Metadata-Version: 2.1
Name: ncarray
Version: 0.2.0
Summary: NumPy compatible non-contiguous arrays.
Author-Email: Gabriel Dorlhiac <gabriel@dorlhiac.com>
Classifier: Programming Language :: Python :: 3
Classifier: Programming Language :: Python :: 3.8
Classifier: Programming Language :: Python :: 3.9
Classifier: Programming Language :: Python :: 3.10
Classifier: Programming Language :: Python :: 3.11
Classifier: Programming Language :: Python :: 3.12
Classifier: Programming Language :: Python :: 3.13
Classifier: Programming Language :: Python :: 3.14
Classifier: License :: OSI Approved :: Mozilla Public License 2.0 (MPL 2.0)
Classifier: Operating System :: POSIX :: Linux
Classifier: Operating System :: Microsoft :: Windows
Classifier: Operating System :: MacOS
Requires-Python: >=3.8
Description-Content-Type: text/markdown

# ncarray
[![Release build](https://github.com/XFELPP/ncarray/actions/workflows/release.yml/badge.svg)](https://github.com/XFELPP/ncarray/actions/workflows/release.yml)[![License: MPL 2.0](https://img.shields.io/badge/License-MPL_2.0-brightgreen.svg)](https://opensource.org/licenses/MPL-2.0)

## Status
This is an early alpha release. The project is still in the very early stages of development.

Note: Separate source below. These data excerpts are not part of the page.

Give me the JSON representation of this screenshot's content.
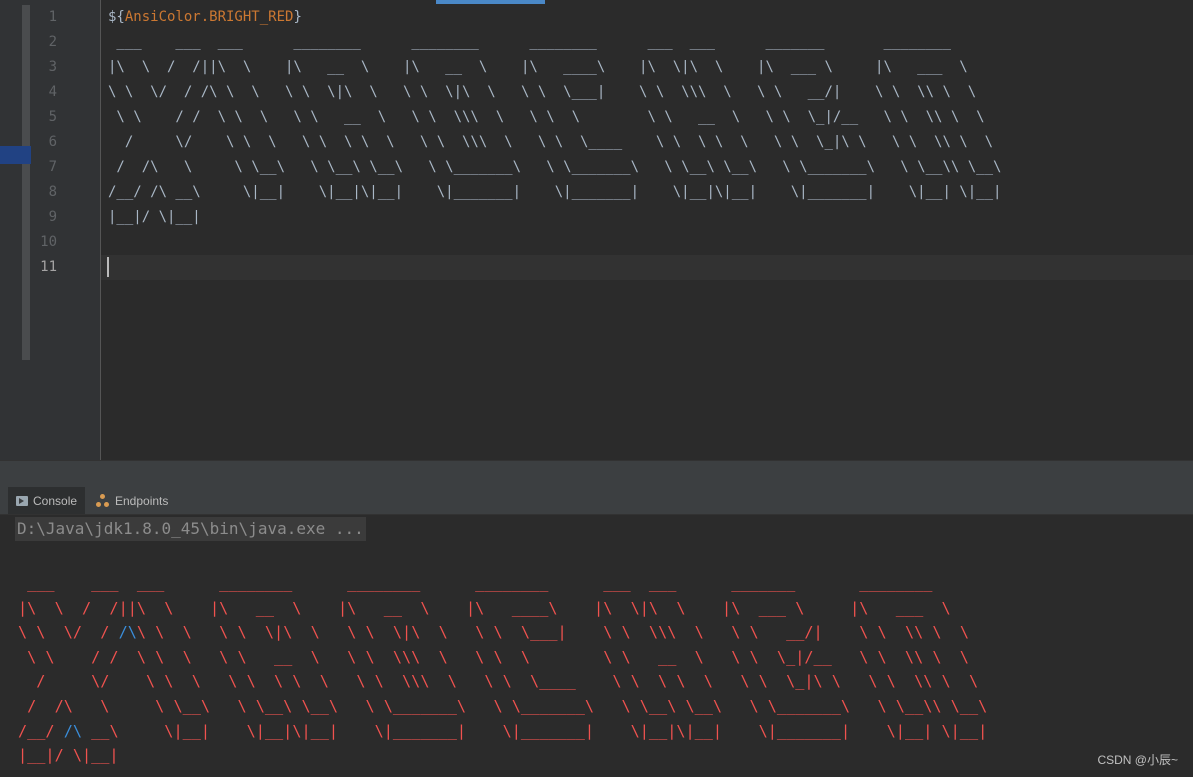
{
  "editor": {
    "line_numbers": [
      "1",
      "2",
      "3",
      "4",
      "5",
      "6",
      "7",
      "8",
      "9",
      "10",
      "11"
    ],
    "line1_prefix": "${",
    "line1_key": "AnsiColor.BRIGHT_RED",
    "line1_suffix": "}",
    "ascii_art": " ___    ___  ___      ________      ________      ________      ___  ___      _______       ________     \n|\\  \\  /  /||\\  \\    |\\   __  \\    |\\   __  \\    |\\   ____\\    |\\  \\|\\  \\    |\\  ___ \\     |\\   ___  \\    \n\\ \\  \\/  / /\\ \\  \\   \\ \\  \\|\\  \\   \\ \\  \\|\\  \\   \\ \\  \\___|    \\ \\  \\\\\\  \\   \\ \\   __/|    \\ \\  \\\\ \\  \\   \n \\ \\    / /  \\ \\  \\   \\ \\   __  \\   \\ \\  \\\\\\  \\   \\ \\  \\        \\ \\   __  \\   \\ \\  \\_|/__   \\ \\  \\\\ \\  \\  \n  /     \\/    \\ \\  \\   \\ \\  \\ \\  \\   \\ \\  \\\\\\  \\   \\ \\  \\____    \\ \\  \\ \\  \\   \\ \\  \\_|\\ \\   \\ \\  \\\\ \\  \\ \n /  /\\   \\     \\ \\__\\   \\ \\__\\ \\__\\   \\ \\_______\\   \\ \\_______\\   \\ \\__\\ \\__\\   \\ \\_______\\   \\ \\__\\\\ \\__\\\n/__/ /\\ __\\     \\|__|    \\|__|\\|__|    \\|_______|    \\|_______|    \\|__|\\|__|    \\|_______|    \\|__| \\|__|\n|__|/ \\|__|                                                                                                 ",
    "active_line": "11"
  },
  "tool_window": {
    "tabs": [
      {
        "label": "Console",
        "icon": "console-icon"
      },
      {
        "label": "Endpoints",
        "icon": "endpoints-icon"
      }
    ]
  },
  "console": {
    "command": "D:\\Java\\jdk1.8.0_45\\bin\\java.exe ...",
    "banner_color": "#f0524f",
    "banner_lines": [
      " ___    ___  ___      ________      ________      ________      ___  ___      _______       ________",
      "|\\  \\  /  /||\\  \\    |\\   __  \\    |\\   __  \\    |\\   ____\\    |\\  \\|\\  \\    |\\  ___ \\     |\\   ___  \\",
      "\\ \\  \\/  / ",
      "\\ \\  \\   \\ \\  \\|\\  \\   \\ \\  \\|\\  \\   \\ \\  \\___|    \\ \\  \\\\\\  \\   \\ \\   __/|    \\ \\  \\\\ \\  \\",
      " \\ \\    / /  \\ \\  \\   \\ \\   __  \\   \\ \\  \\\\\\  \\   \\ \\  \\        \\ \\   __  \\   \\ \\  \\_|/__   \\ \\  \\\\ \\  \\",
      "  /     \\/    \\ \\  \\   \\ \\  \\ \\  \\   \\ \\  \\\\\\  \\   \\ \\  \\____    \\ \\  \\ \\  \\   \\ \\  \\_|\\ \\   \\ \\  \\\\ \\  \\",
      " /  /\\   \\     \\ \\__\\   \\ \\__\\ \\__\\   \\ \\_______\\   \\ \\_______\\   \\ \\__\\ \\__\\   \\ \\_______\\   \\ \\__\\\\ \\__\\",
      "/__/ ",
      " __\\     \\|__|    \\|__|\\|__|    \\|_______|    \\|_______|    \\|__|\\|__|    \\|_______|    \\|__| \\|__|",
      "|__|/ \\|__|"
    ],
    "glyph": "/\\"
  },
  "watermark": "CSDN @小辰~"
}
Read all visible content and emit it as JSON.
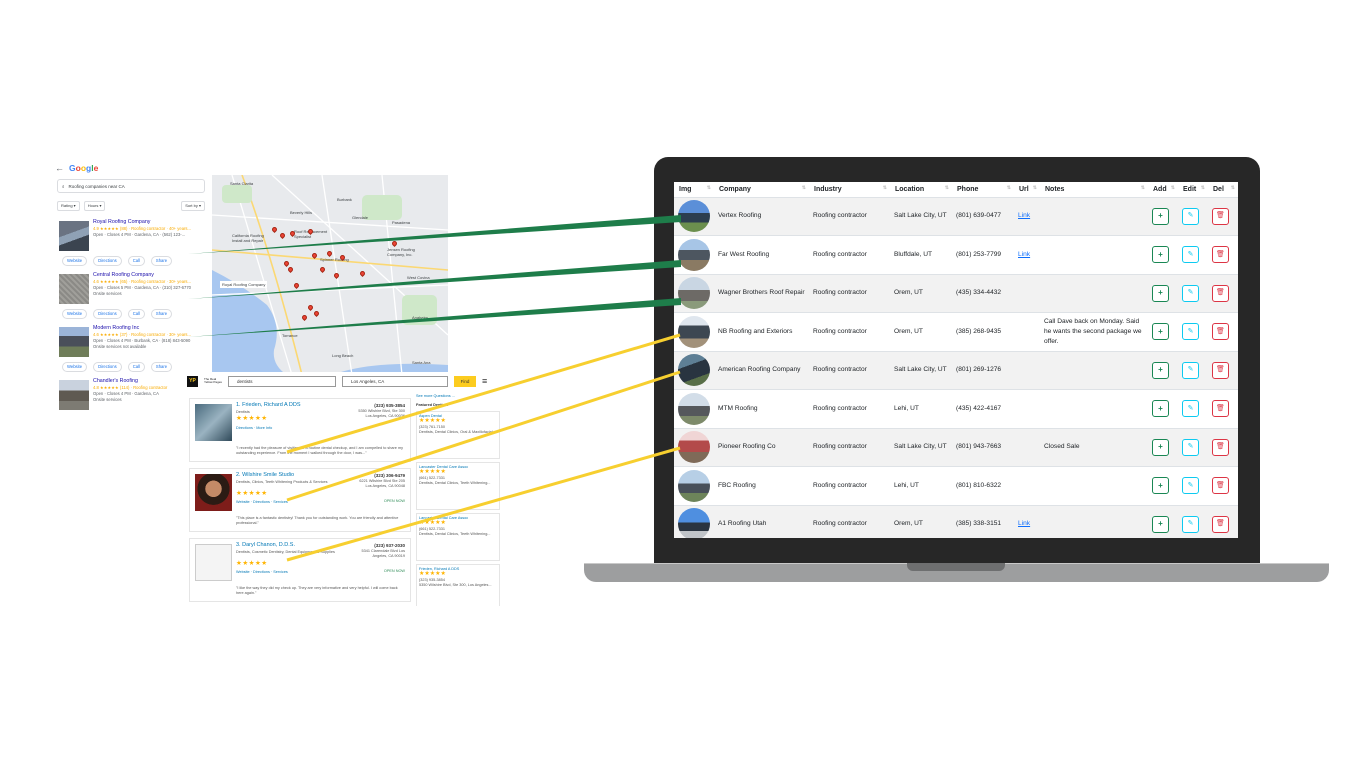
{
  "google": {
    "logo": [
      "G",
      "o",
      "o",
      "g",
      "l",
      "e"
    ],
    "search": "Roofing companies near CA",
    "filters": [
      "Rating ▾",
      "Hours ▾",
      "Sort by ▾"
    ],
    "results": [
      {
        "name": "Royal Roofing Company",
        "line1": "4.9 ★★★★★ (88) · Roofing contractor · 40+ years...",
        "line2": "Open · Closes 4 PM · Gardena, CA · (562) 123-...",
        "actions": [
          "Website",
          "Directions",
          "Call",
          "Share"
        ]
      },
      {
        "name": "Central Roofing Company",
        "line1": "4.6 ★★★★★ (65) · Roofing contractor · 30+ years...",
        "line2": "Open · Closes 5 PM · Gardena, CA · (310) 327-6770",
        "line3": "Onsite services",
        "actions": [
          "Website",
          "Directions",
          "Call",
          "Share"
        ]
      },
      {
        "name": "Modern Roofing Inc",
        "line1": "4.6 ★★★★★ (37) · Roofing contractor · 30+ years...",
        "line2": "Open · Closes 4 PM · Burbank, CA · (818) 843-5090",
        "line3": "Onsite services not available",
        "actions": [
          "Website",
          "Directions",
          "Call",
          "Share"
        ]
      },
      {
        "name": "Chandler's Roofing",
        "line1": "4.8 ★★★★★ (114) · Roofing contractor",
        "line2": "Open · Closes 4 PM · Gardena, CA",
        "line3": "Onsite services"
      }
    ],
    "map_labels": [
      "Santa Clarita",
      "California Roofing Install and Repair",
      "Roof Replacement Specialist",
      "Jensen Roofing Company, Inc.",
      "Spinner Roofing",
      "Royal Roofing Company",
      "Long Beach",
      "Santa Ana",
      "Torrance",
      "Anaheim",
      "Beverly Hills",
      "Glendale",
      "Pasadena",
      "Burbank",
      "West Covina"
    ]
  },
  "yellowpages": {
    "logo": "YP",
    "tagline": "The Real Yellow Pages",
    "search": "dentists",
    "location": "Los Angeles, CA",
    "find": "Find",
    "listings": [
      {
        "name": "1. Frieden, Richard A DDS",
        "sub": "Dentists",
        "phone": "(323) 935-3854",
        "addr": "5350 Wilshire Blvd, Ste 300 Los Angeles, CA 90036",
        "links": "Directions · More Info",
        "review": "\"I recently had the pleasure of visiting for a routine dental checkup, and I am compelled to share my outstanding experience. From the moment I walked through the door, I was...\""
      },
      {
        "name": "2. Wilshire Smile Studio",
        "sub": "Dentists, Clinics, Teeth Whitening Products & Services",
        "phone": "(323) 306-9479",
        "addr": "6221 Wilshire Blvd Ste 205 Los Angeles, CA 90048",
        "links": "Website · Directions · Services",
        "review": "\"This place is a fantastic dentistry! Thank you for outstanding work. You are friendly and attentive professional.\"",
        "status": "OPEN NOW"
      },
      {
        "name": "3. Daryl Chanon, D.D.S.",
        "sub": "Dentists, Cosmetic Dentistry, Dental Equipment & Supplies",
        "phone": "(323) 937-2030",
        "addr": "5341 Clarendale Blvd Los Angeles, CA 90019",
        "links": "Website · Directions · Services",
        "review": "\"I like the way they did my check up. They are very informative and very helpful. I will come back here again.\"",
        "status": "OPEN NOW"
      }
    ],
    "sidebar": {
      "heading": "Featured Dentists",
      "link": "See more Questions ...",
      "items": [
        {
          "name": "Aspen Dental",
          "phone": "(323) 761-7150",
          "desc": "Dentists, Dental Clinics, Oral & Maxillofacial..."
        },
        {
          "name": "Lancaster Dental Care Assoc",
          "phone": "(661) 522-7331",
          "desc": "Dentists, Dental Clinics, Teeth Whitening..."
        },
        {
          "name": "Lancaster Dental Care Assoc",
          "phone": "(661) 522-7331",
          "desc": "Dentists, Dental Clinics, Teeth Whitening..."
        },
        {
          "name": "Frieden, Richard A DDS",
          "phone": "(323) 935-3854",
          "desc": "5350 Wilshire Blvd, Ste 300, Los Angeles..."
        }
      ]
    }
  },
  "crm": {
    "columns": [
      "Img",
      "Company",
      "Industry",
      "Location",
      "Phone",
      "Url",
      "Notes",
      "Add",
      "Edit",
      "Del"
    ],
    "rows": [
      {
        "company": "Vertex Roofing",
        "industry": "Roofing contractor",
        "location": "Salt Lake City, UT",
        "phone": "(801) 639-0477",
        "url": "Link",
        "notes": ""
      },
      {
        "company": "Far West Roofing",
        "industry": "Roofing contractor",
        "location": "Bluffdale, UT",
        "phone": "(801) 253-7799",
        "url": "Link",
        "notes": ""
      },
      {
        "company": "Wagner Brothers Roof Repair",
        "industry": "Roofing contractor",
        "location": "Orem, UT",
        "phone": "(435) 334-4432",
        "url": "",
        "notes": ""
      },
      {
        "company": "NB Roofing and Exteriors",
        "industry": "Roofing contractor",
        "location": "Orem, UT",
        "phone": "(385) 268-9435",
        "url": "",
        "notes": "Call Dave back on Monday. Said he wants the second package we offer."
      },
      {
        "company": "American Roofing Company",
        "industry": "Roofing contractor",
        "location": "Salt Lake City, UT",
        "phone": "(801) 269-1276",
        "url": "",
        "notes": ""
      },
      {
        "company": "MTM Roofing",
        "industry": "Roofing contractor",
        "location": "Lehi, UT",
        "phone": "(435) 422-4167",
        "url": "",
        "notes": ""
      },
      {
        "company": "Pioneer Roofing Co",
        "industry": "Roofing contractor",
        "location": "Salt Lake City, UT",
        "phone": "(801) 943-7663",
        "url": "",
        "notes": "Closed Sale"
      },
      {
        "company": "FBC Roofing",
        "industry": "Roofing contractor",
        "location": "Lehi, UT",
        "phone": "(801) 810-6322",
        "url": "",
        "notes": ""
      },
      {
        "company": "A1 Roofing Utah",
        "industry": "Roofing contractor",
        "location": "Orem, UT",
        "phone": "(385) 338-3151",
        "url": "Link",
        "notes": ""
      }
    ],
    "buttons": {
      "add": "+",
      "edit": "✎",
      "del": "🗑"
    }
  },
  "colors": {
    "green_line": "#1e7d4a",
    "yellow_line": "#f7cf2f",
    "add": "#198754",
    "edit": "#0dcaf0",
    "del": "#dc3545"
  }
}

Documentation is entirely lacking, as are test suites.

## Overview

`ncarray` provides a number of C++ array classes, compatible with NumPy, for working with non-contiguous data that cannot be described exclusively by strides. Specifically, these classes deal with data described by pointer-to-pointer setups/tables (double pointers, i.e. suboffsets in the Python world).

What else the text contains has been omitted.